- Location: South Australia, Field
- Nearest city: Culburra
- Coordinates: 35°50′26″S 139°46′37″E﻿ / ﻿35.8405°S 139.7770°E
- Area: 40.93 km^{2} (15.80 sq mi)
- Established: 30 November 1967
- Visitors: “few visitors” (in 1999)
- Governing body: Department for Environment and Water

= Mount Boothby Conservation Park =

Park in South Australia

Mount Boothby Conservation Park, formerly the Mount Boothby National Park, is a protected area in the Australian state of South Australia located in the locality of Field about 147 km south-east of the state capital of Adelaide and about 14 km west of the Culburra town centre on the Dukes Highway.

The conservation park consists of land in section 3 of the cadastral unit of the Hundred of Colebatch.

The land first received protected area status as a national park proclaimed under the National Parks Act 1966 on 30 November 1967. On 27 April 1972, the national park was reconstituted as the Mount Boothby Conservation Park under the National Parks and Wildlife Act 1972.
The conservation park was named after its predecessor and ultimately after Mount Boothby, a hill located within its boundaries and with a height of 129 m. As of 2019, it covered an area of 40.93 km2.

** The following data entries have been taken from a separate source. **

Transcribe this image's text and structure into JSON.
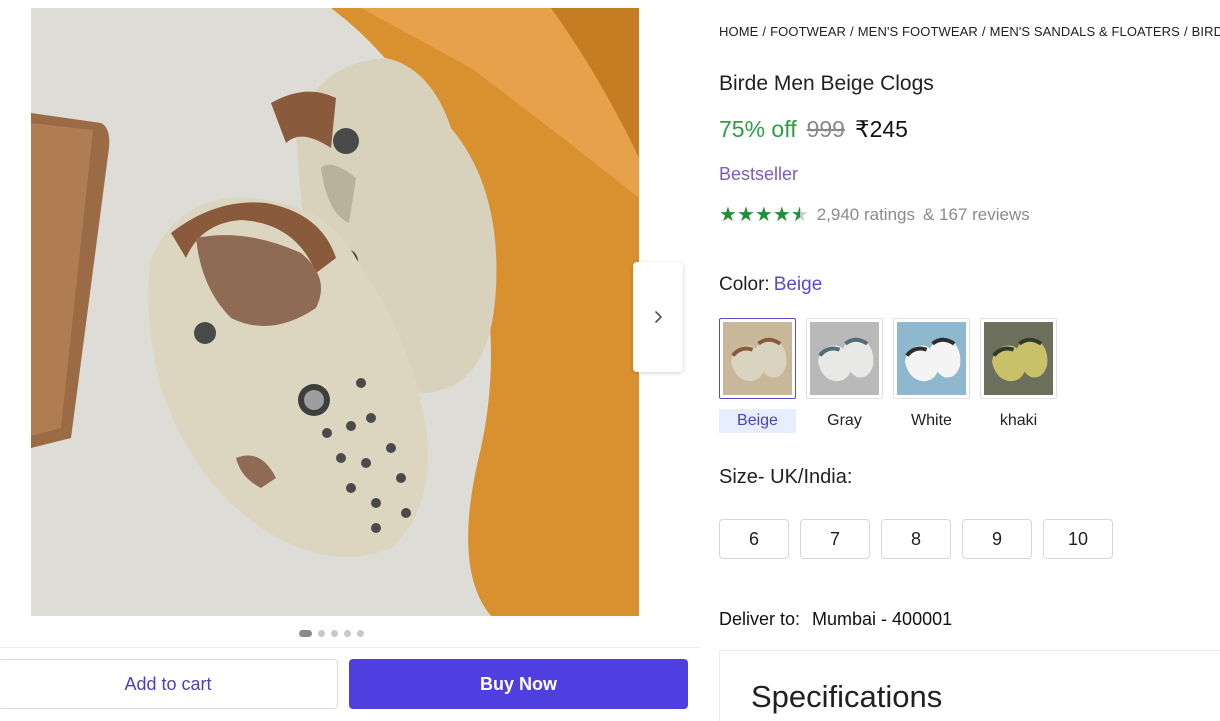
{
  "breadcrumb": [
    "HOME",
    "FOOTWEAR",
    "MEN'S FOOTWEAR",
    "MEN'S SANDALS & FLOATERS",
    "BIRDE ME"
  ],
  "product": {
    "title": "Birde Men Beige Clogs",
    "discount": "75% off",
    "mrp": "999",
    "price": "₹245",
    "badge": "Bestseller",
    "rating": 4.5,
    "ratings_text": "2,940 ratings",
    "reviews_text": "& 167 reviews"
  },
  "color": {
    "label": "Color:",
    "selected": "Beige",
    "options": [
      {
        "name": "Beige",
        "shoe": "#d9d3bf",
        "strap": "#8a5a3c",
        "bg": "#c9b79a"
      },
      {
        "name": "Gray",
        "shoe": "#e8e8e6",
        "strap": "#556b75",
        "bg": "#b9b9b9"
      },
      {
        "name": "White",
        "shoe": "#f4f4f4",
        "strap": "#2e2e2e",
        "bg": "#8fb8cf"
      },
      {
        "name": "khaki",
        "shoe": "#c9c169",
        "strap": "#2e3b2b",
        "bg": "#6c6f5c"
      }
    ]
  },
  "size": {
    "label": "Size- UK/India:",
    "options": [
      "6",
      "7",
      "8",
      "9",
      "10"
    ]
  },
  "delivery": {
    "label": "Deliver to:",
    "location": "Mumbai - 400001"
  },
  "specifications": {
    "title": "Specifications"
  },
  "actions": {
    "add_to_cart": "Add to cart",
    "buy_now": "Buy Now"
  },
  "gallery": {
    "dot_count": 5,
    "active_dot": 0
  },
  "colors": {
    "accent": "#4f3ee0",
    "discount": "#2ea043",
    "badge": "#7b5cc0",
    "star": "#1f8f3a"
  }
}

In 1980, the conservation park was described as follows:

Mount Boothby Conservation Park covers a rolling calcarenite range with an undulating sand flat in the northeast and several small granite outcrops. The dominant plant association on the range is Eucalyptus diversifolia / E. incrassata / E. foecunda open scrub with a sparse to mid-dense heath understorey. Open heath occupies the sand flat and small trees of E leucoxylon surround the granite outcrops. A low woodland of E fasciculosa above a heath understorey occupies a small area in the southeast. Emus and western grey kangaroos are conspicuous…

The park is relatively unmodified, though minor clearing of the vegetation has been undertaken by apiarists…

Melaleuca wilsonii and Hakea muellerana which are rare plants in South Australia… are fairly common in the park. Leipoa ocellata (mallee fowl) which is a threatened bird in SA… and the attractive Pseudomys apodemoides (ash-grey mouse) are seldom seen residents. Another feature of the park is the great variety of orchids which are best observed in September and early October…

The flora of the conservation park includes Caladenia tensa (rigid spider orchid), a species listed nationally as "endangered".

The conservation park is classified as an IUCN Category Ia protected area. In 1980, it was listed on the now-defunct Register of the National Estate.